# SRN – A Geometric Interpretation of the Metropolis-Hastings Algorithm by Billera and Diaconis

Coming back to the Sunday Reading Notes, this week I discuss the paper ‘A Geometric Interpretation of the Metropolis-Hastings Algorithm’ by Louis J. Billera and Persi Diaconis from Statistical Science. This paper is suggested to me by Joe Blitzstein.

In Section 4 of ‘Informed proposals for local MCMC in discrete spaces’ by Giacomo Zanella (see my SRN Part I and II), Zanella mentions that the Metropolis-Hasting acceptance probability function(APF) $\min\left(1,\frac{\pi(y)p(x,y)}{\pi(x)p(y,x)}\right)$ is not the only APF that makes the resulting kernel $\pi$-reversible as long as detailed-balance is satisfied. This comes first as a ‘surprise’ to me as I have never seen another APF in practice. But very quickly I realize that this fact was mentioned in both Stat 213 & Stat 220 at Harvard and I have read about it from Section 5.3 – ‘Why Does the Metropolis Algorithm Work?‘ of ‘Monte Carlo Strategies in Scientific Computing‘ by Jun S. Liu. Unfortunately, I did not pay enough attention. Joe suggested this article to me after I posted on Facebook about being upset with not knowing such a basic fact.

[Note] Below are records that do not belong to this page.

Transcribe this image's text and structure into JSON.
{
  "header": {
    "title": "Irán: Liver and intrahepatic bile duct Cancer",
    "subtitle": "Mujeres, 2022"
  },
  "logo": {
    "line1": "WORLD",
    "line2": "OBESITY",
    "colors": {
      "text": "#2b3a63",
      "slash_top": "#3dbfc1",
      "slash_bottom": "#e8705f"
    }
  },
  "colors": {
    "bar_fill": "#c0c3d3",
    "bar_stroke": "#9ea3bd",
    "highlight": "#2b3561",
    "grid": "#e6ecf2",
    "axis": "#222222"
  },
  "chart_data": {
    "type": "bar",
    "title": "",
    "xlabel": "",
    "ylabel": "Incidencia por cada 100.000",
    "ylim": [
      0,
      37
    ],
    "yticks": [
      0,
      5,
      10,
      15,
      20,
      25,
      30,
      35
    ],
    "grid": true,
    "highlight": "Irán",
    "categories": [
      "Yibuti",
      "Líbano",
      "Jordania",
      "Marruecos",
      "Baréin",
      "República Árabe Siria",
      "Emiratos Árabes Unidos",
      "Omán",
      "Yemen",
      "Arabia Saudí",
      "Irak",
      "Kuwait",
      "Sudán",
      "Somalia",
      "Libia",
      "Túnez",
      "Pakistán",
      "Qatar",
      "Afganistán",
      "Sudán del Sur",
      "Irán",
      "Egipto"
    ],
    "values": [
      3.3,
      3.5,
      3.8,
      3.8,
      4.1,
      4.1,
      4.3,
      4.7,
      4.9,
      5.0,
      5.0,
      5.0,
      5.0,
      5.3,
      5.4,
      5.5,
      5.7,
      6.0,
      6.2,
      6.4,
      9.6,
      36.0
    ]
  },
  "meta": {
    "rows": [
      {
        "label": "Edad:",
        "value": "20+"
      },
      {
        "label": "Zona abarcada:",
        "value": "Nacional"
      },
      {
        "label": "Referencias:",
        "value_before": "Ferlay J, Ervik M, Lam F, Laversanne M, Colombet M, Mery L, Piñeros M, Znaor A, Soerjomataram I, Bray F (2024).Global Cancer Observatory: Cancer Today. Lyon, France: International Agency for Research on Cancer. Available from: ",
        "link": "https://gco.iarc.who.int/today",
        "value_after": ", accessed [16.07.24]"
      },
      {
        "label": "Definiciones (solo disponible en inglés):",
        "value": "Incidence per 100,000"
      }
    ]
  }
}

In this Billera and Diaconis paper, the authors focus on the finite state space case $X$ and considers the MH kernel as the projection of stochastic matrices (row sums are all 1 and all entries are non-negative, denoted by$\mathcal{s}(X)$) onto the set of $\pi$-reversible Markov chains (stochastic matrices that satisfy detailed balance $\pi(x)M(x,y) = \pi(y)M(y,x)$, denoted by $R(\pi)).$ If we introduce a metric on the stochastic matrices: $d(K,K') = \sum_{x} \sum_{x\not=y} \pi(x) |K(x,y)-K'(x,y)|$.

The key result in this paper is Theorem 1. The authors prove that the Metropolis maps $M := M(K)(x,y) = \min\left( K(x,y), \frac{\pi(y}{\pi(x)}K(y,x)\right)$ minimizes the distance $d$ from the proposal kernel $K$ to $R(\pi).$ This means that $M(K)$ is the unique closest element in $R(\pi)$ that is coordinate-wise smaller than $K$ on its off-diagonal entries. So $M$ is in a sense the closest reversible kernel to the original kernel $K$.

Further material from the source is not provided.